Overtreders W builds barn of the future for Brasserie 2050 at Lowlands Festival
This year a new restaurant opens its doors at Lowlands Festival: Brasserie 2050. In 2050 the world needs to feed an estimated 10 billion people. To make this possible, the world’s population need to start eating in a more sustainable way. The dishes served at Brasserie 2050 prove this doesn’t mean food will be boring or tasteless in the future, on the contrary. On the menu are, among other dishes, No Waste bread made of potato peels with pesto of leftovers from the kitchen, salad Biddinghuizen as a locally bread variety on salad Niçoise and steak tartare with 50% less meat consisting of meat of free range cows from the area, red pepper and watermelon.

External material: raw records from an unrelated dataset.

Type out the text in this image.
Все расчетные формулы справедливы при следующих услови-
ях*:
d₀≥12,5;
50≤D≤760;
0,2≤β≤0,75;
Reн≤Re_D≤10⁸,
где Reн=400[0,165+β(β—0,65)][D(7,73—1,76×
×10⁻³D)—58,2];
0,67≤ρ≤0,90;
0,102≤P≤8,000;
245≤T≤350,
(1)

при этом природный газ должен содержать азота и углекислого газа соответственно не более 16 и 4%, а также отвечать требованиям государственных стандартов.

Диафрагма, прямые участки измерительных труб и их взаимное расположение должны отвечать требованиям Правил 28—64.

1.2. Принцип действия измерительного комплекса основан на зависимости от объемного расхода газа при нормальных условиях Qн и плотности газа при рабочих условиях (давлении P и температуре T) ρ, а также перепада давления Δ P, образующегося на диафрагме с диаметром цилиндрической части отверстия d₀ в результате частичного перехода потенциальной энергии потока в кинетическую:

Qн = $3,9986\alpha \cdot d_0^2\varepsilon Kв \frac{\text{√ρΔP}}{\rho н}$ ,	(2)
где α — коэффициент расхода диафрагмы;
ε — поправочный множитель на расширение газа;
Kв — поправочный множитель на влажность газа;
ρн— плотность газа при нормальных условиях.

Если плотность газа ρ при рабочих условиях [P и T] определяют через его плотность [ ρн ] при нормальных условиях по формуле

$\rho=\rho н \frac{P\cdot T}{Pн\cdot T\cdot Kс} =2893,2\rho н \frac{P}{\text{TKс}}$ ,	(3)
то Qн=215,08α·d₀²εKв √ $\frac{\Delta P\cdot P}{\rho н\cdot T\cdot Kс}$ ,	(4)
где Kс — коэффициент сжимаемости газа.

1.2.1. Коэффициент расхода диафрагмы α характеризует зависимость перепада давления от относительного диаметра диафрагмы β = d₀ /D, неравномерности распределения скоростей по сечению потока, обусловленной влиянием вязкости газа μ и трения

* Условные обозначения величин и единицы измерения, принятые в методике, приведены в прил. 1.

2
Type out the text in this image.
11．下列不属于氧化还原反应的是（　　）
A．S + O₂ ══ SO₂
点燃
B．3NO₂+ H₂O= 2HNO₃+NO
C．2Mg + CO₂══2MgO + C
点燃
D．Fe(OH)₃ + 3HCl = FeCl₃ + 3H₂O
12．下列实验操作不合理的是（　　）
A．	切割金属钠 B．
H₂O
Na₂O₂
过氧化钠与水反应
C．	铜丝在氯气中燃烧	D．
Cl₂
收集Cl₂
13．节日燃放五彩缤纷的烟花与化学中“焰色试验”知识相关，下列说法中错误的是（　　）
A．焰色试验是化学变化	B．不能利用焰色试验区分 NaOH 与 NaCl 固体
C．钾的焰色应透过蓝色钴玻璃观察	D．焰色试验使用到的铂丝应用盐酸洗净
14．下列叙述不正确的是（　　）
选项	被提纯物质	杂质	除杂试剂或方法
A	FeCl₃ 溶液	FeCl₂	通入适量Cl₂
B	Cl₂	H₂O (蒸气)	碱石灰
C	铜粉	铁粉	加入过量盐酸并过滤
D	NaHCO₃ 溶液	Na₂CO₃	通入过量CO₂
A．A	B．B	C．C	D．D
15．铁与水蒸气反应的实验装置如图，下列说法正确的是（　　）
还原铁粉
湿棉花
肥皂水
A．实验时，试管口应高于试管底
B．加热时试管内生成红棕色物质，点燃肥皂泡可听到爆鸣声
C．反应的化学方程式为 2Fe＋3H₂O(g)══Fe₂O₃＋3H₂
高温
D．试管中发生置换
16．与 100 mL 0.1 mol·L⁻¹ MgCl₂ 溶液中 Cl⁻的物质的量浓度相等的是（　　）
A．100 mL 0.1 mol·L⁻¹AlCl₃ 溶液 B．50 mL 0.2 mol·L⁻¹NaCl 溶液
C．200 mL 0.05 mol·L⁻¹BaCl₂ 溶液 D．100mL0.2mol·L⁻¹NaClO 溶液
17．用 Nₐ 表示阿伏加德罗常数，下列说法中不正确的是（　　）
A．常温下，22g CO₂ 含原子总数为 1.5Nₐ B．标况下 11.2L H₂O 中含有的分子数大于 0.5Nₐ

The pavilion housing the brasserie was conceived by the spatial designers of Overtreders W as the barn of the future. A barn is a timeless icon for farming, and has proven itself over the centuries as a neutral but recognizable envelope in which evolving farming activities can take place. When you see a barn, you know you’re in a farming area. In the future the barn will keep on adapting itself to new ways of breeding and harvesting.
The future of building is circular: making sure no resources are wasted. The barn of the future is made from borrowed, hired and dismountable standard building materials that will keep their value after the barn is no longer in use. The main construction consists of standard pallet racks, the tables are made from recycled plastic. A stack of vertical farming cabinets filled with herbs forms the facade of the pavilion. Above the tables onions, garlic, corn and wheat are stored, mesh box pallets filled with bags of grain make sure the pavilion is not blown away by the wind. In this way, everything is reusable and nothing will be thrown away.